Fall Prevention: Pays Off!

Thursday, March 10, 2016: 10:30 AM
Fiesta 6 (Coronado Springs Resort)
Jane Fusilero, MSN, MBA, RN, NEA-BC , Moffitt Cancer Center, Tampa, FL
Sheila Ferrall, MSN, RN, AOCN , Moffitt Cancer Center, Tampa, FL

Handout (2.6 MB)

The purpose of this project is to describe the implementation of a series of initiatives aimed at reducing falls and the development of a falls prevention toolkit. Central to our strategy was engaging patients and families in our falls prevention program and using an interdisciplinary approach.

According to the Agency for Healthcare Research and Quality, nearly one million people fall in hospitals in the U.S. each year, and almost one-third of falls are preventable. A fall may result in injuries and lead to increased utilization of healthcare resources, thus falls have a quality, safety, and financial impact. Nurses and leadership in our organization were concerned about our fall rates and wanted to implement best practices across clinical settings in an effort to reduce falls.

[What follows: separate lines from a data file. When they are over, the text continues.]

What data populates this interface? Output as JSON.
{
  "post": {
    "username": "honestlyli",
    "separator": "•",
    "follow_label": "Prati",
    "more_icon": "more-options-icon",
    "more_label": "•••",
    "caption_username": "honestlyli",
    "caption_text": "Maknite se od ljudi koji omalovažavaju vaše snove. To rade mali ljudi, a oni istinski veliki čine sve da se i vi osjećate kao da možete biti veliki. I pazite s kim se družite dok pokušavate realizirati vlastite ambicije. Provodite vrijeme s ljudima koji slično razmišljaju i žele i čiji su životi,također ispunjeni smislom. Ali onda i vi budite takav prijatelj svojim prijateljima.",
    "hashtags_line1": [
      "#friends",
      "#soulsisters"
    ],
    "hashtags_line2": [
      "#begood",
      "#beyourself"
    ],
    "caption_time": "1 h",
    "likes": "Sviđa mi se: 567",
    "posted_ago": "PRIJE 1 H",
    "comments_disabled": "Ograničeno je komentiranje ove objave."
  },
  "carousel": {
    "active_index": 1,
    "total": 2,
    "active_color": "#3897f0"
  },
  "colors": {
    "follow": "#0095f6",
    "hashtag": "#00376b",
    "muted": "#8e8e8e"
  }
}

Strategy and Implementation:
This initiative started with restructuring our Fall Prevention Committee by asking a patient to participate as a member and including interdisciplinary representation. Members of the committee include nurses from across practice settings and staff from physical therapy, transportation, environmental services, pharmacy, security, and lift team. The group focused on: evaluation of falls and falls with injuries, identification of fall types, and financial impact. After consultation with a fall prevention expert and reviewing the literature, a number of strategies were implemented including: education regarding fall types and best practices for prevention, environmental rounds with safety modifications, Partnership for Safety Contract, outpatient fall prevention policy, transportation stability scale, mobility recommendations tool, and bi-weekly CNO led Friday Fall Review, which includes direct care nurses, to discuss causes of recent falls, potential preventative measures, and trends.

Implementation of the falls reduction strategies over a four year period resulted in a 36% overall reduction in falls. The improvement was greater in the outpatient setting than the inpatient setting, with 55% and 21% reduction in falls, respectively.

Implications for Practice:
Reducing falls requires a multi-faceted approach. Key components to our success included using an interdisciplinary team, consistent application of prevention strategies, thoughtful attention to individual risk factors and engaging patients and families in this important safety initiative.